In the post before last, I mentioned the gift I was planning to make for my daughter for Christmas, another log cabin mini quilt but a wonky log cabin this time. Here is the pattern I followed.
I followed the same process as I did with the first Log Cabin mini quilt. I numbered the pieces, cut out fabric to fit the pieces and wrapped the pieces with the fabric. However, when I came to stitch the pieces together I found that my brain kept wanting to straighten the pattern. I had to unpick what I had done a number of pieces and keep a closer eye on the pattern.
A problem that crops up with this pattern and method, is that sometimes when your pieces are wrapped they end up fractionally larger and don’t always fit together as accurately as you need them to, and you need to make small adjustments. This isn’t difficult if you have left a half inch or so of fabric folded around each piece (3/4″ in larger pieced projects) ; there is plenty to borrow from. Unlike many quilting projects where a scant 1/4 inch is used for seam allowances, EPP benefits from a little more.
I made sure that the way in which I folded and basted the fabric around the shapes was the same at both ends of each piece. For example, in this sample I made earlier, this is how EPP is often basted:
You will see that the folds in the fabric at the bottom right and left corners do not match and most often that doesn’t matter.
For this project I basted the ends of each piece to look the same like this:
This is because it allowed adjustments to be made easily along a line of stitches without having to unpick too many stitches going up or down from that line, or to alter the fold of the fabric at a corner.
It allowed me to ease that top strip of fabric outwards to borrow fabric from the folded over seam allowance and enlarge the piece slightly. Alternatively, you can cut away a narrow straight line of the paper to make a piece smaller. I’m not saying it’s great to do this: Avoid it happening if you can; it’s a chore you can do without. All I am saying is, if it happens, you haven’t ruined your project. You can make adjustments and no-one will know the difference.
I’d love to hear how you get around problems like these in your EPP projects.
Most of the fabric used is from Janet Clare’s ‘More Hearty Good Wishes’ range from Moda. I live close to the coast and there are often seagulls here, following the farmer’s tractor.
The cat is fussy cut from a tossed cats pattern by Timeless Treasures. I toyed with using an orange cat to represent my daughter’s own cat but eventually I used a brown one because it suited the colours of her favourite coloured fabrics better.
There are two bits of fabric with text. The black and white one at the bottom and to the right of the quilt is ‘Cottage Garden Newspaper’, a Riley Blake fabric but, unfortunately, I don’t seem to have recorded the other one in my notes.
The quilt is ‘big stitch’ quilted with Pearle Cotton 8, in variegated yellow and variegated blue, to suggest shades of light.
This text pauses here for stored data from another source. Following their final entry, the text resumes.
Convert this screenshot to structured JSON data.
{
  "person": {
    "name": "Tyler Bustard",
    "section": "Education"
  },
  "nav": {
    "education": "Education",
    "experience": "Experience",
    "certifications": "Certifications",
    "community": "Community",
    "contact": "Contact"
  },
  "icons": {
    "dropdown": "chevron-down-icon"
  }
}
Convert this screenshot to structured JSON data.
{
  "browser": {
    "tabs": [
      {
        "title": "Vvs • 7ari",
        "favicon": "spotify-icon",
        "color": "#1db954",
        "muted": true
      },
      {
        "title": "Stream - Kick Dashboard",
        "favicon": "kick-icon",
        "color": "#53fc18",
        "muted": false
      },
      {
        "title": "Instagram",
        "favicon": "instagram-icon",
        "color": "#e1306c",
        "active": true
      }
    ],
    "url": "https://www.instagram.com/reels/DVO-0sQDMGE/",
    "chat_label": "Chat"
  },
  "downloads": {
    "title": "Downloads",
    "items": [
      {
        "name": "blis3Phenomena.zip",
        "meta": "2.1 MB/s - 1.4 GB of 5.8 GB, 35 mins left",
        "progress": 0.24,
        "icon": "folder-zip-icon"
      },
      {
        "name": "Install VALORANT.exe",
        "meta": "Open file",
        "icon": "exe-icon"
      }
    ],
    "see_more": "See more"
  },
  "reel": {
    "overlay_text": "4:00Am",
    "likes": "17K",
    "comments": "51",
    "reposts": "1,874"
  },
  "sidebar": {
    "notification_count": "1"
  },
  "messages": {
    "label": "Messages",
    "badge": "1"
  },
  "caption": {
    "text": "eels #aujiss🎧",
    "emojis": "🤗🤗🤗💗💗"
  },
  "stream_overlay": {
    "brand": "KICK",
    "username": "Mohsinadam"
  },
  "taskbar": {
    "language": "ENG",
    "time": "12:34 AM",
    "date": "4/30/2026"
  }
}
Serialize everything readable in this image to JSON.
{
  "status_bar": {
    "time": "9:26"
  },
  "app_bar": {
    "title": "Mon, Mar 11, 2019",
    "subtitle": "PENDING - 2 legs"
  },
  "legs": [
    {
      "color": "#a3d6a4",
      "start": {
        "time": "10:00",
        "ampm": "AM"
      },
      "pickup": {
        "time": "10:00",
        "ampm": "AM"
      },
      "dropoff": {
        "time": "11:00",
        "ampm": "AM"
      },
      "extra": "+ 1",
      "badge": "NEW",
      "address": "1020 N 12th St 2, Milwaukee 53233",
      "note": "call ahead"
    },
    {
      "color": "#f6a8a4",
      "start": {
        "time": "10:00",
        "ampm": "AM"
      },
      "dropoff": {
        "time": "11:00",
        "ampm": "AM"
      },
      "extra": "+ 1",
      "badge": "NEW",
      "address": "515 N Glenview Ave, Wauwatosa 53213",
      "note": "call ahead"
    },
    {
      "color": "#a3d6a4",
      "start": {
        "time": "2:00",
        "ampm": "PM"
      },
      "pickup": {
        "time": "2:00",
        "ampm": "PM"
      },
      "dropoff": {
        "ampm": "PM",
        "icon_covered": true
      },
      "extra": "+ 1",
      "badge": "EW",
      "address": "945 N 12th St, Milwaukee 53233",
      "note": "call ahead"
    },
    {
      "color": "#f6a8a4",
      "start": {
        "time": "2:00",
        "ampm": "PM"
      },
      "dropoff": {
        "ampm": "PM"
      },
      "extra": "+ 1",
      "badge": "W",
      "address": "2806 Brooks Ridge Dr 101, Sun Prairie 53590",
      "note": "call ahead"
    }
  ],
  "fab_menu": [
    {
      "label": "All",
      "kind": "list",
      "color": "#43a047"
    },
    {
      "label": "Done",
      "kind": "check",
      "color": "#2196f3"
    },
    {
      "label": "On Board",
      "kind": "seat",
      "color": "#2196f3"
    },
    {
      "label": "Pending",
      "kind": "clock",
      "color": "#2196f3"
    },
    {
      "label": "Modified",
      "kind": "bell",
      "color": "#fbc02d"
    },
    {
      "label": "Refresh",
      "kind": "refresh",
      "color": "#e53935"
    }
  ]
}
I felt very nervous about quilting this little quilt because I didn’t want to stitch around the ‘logs’ in the way I had done, previously. I wanted to do something more creative. I wanted to suggest beams of sunlight shining down on a sleeping cat in the window of a cabin, the movement of a breeze, dust motes rising, that sort of thing. It was hard to get the stitches even, and they can certainly be improved, but I’m happy enough with it for now.
And talking of being happy… Happy New Year! I hope it’s going to be a good one.